The NCAA adopted a new policy affecting the eligibility of transgender athletes on Jan. 19. Instead of a uniform policy applying across all sports, the NCAA will use the policies of national governing bodies, which means requirements will vary by sport.
Penn swimmer Lia Thomas has posted some of the best times in the country in the 200-yard, 500-yard, and 1,650-yard freestyle events. Thomas, who is transgender, will be eligible to swim at the Ivy League championships Feb. 16-19, unless an update to FINA and USA Swimming policies render her ineligible.

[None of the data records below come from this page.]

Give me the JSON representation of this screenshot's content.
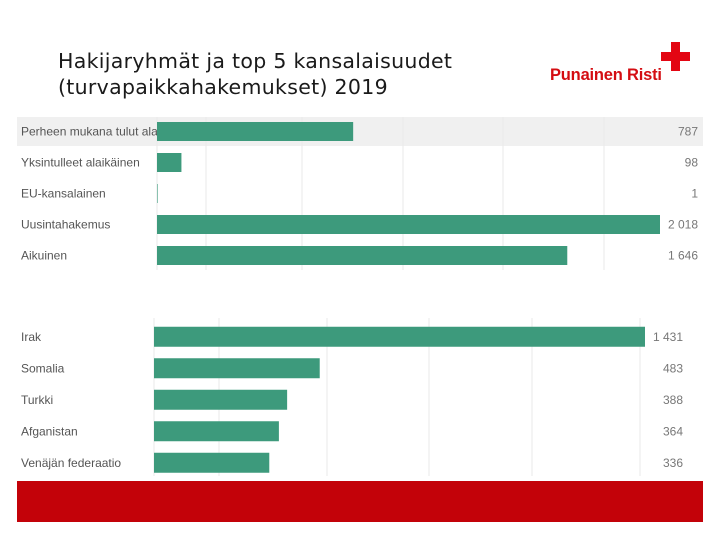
{
  "header": {
    "title_line1": "Hakijaryhmät ja top 5 kansalaisuudet",
    "title_line2": "(turvapaikkahakemukset) 2019"
  },
  "logo": {
    "text": "Punainen Risti",
    "cross_color": "#e30613",
    "text_color": "#d40d12"
  },
  "colors": {
    "bar": "#3d9a7c",
    "highlight_row": "#f0f0f0",
    "footer": "#c30209"
  },
  "chart_data": [
    {
      "type": "bar",
      "orientation": "horizontal",
      "categories": [
        "Perheen mukana tulut ala...",
        "Yksintulleet alaikäinen",
        "EU-kansalainen",
        "Uusintahakemus",
        "Aikuinen"
      ],
      "values": [
        787,
        98,
        1,
        2018,
        1646
      ],
      "value_labels": [
        "787",
        "98",
        "1",
        "2 018",
        "1 646"
      ],
      "xlim": [
        0,
        2018
      ]
    },
    {
      "type": "bar",
      "orientation": "horizontal",
      "categories": [
        "Irak",
        "Somalia",
        "Turkki",
        "Afganistan",
        "Venäjän federaatio"
      ],
      "values": [
        1431,
        483,
        388,
        364,
        336
      ],
      "value_labels": [
        "1 431",
        "483",
        "388",
        "364",
        "336"
      ],
      "xlim": [
        0,
        1431
      ]
    }
  ]
}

She has qualified for the NCAA championships in the 200 and 500 after posting the nation's top times in those events at a meet in early December.
Critics of Thomas -- who swam on the Penn men's team for three seasons -- allege she has an unfair advantage.
"It's clear to me that the publicity and the success that Lia [Thomas] has been having elevated this issue at the NCAA," Harris said. "I do believe that the NCAA missed an opportunity to be a leader, and instead tried to avoid having the NCAA policy be the focus of the attention, because Lia has met the NCAA policy that had been in existence for over a decade."
Thomas will not take part in the Quakers' final meet against West Chester University on Friday. A Penn spokesperson said Thomas' absence, along with a handful of other student athletes, was a planned rest day and "had nothing to do with the NCAA regulations."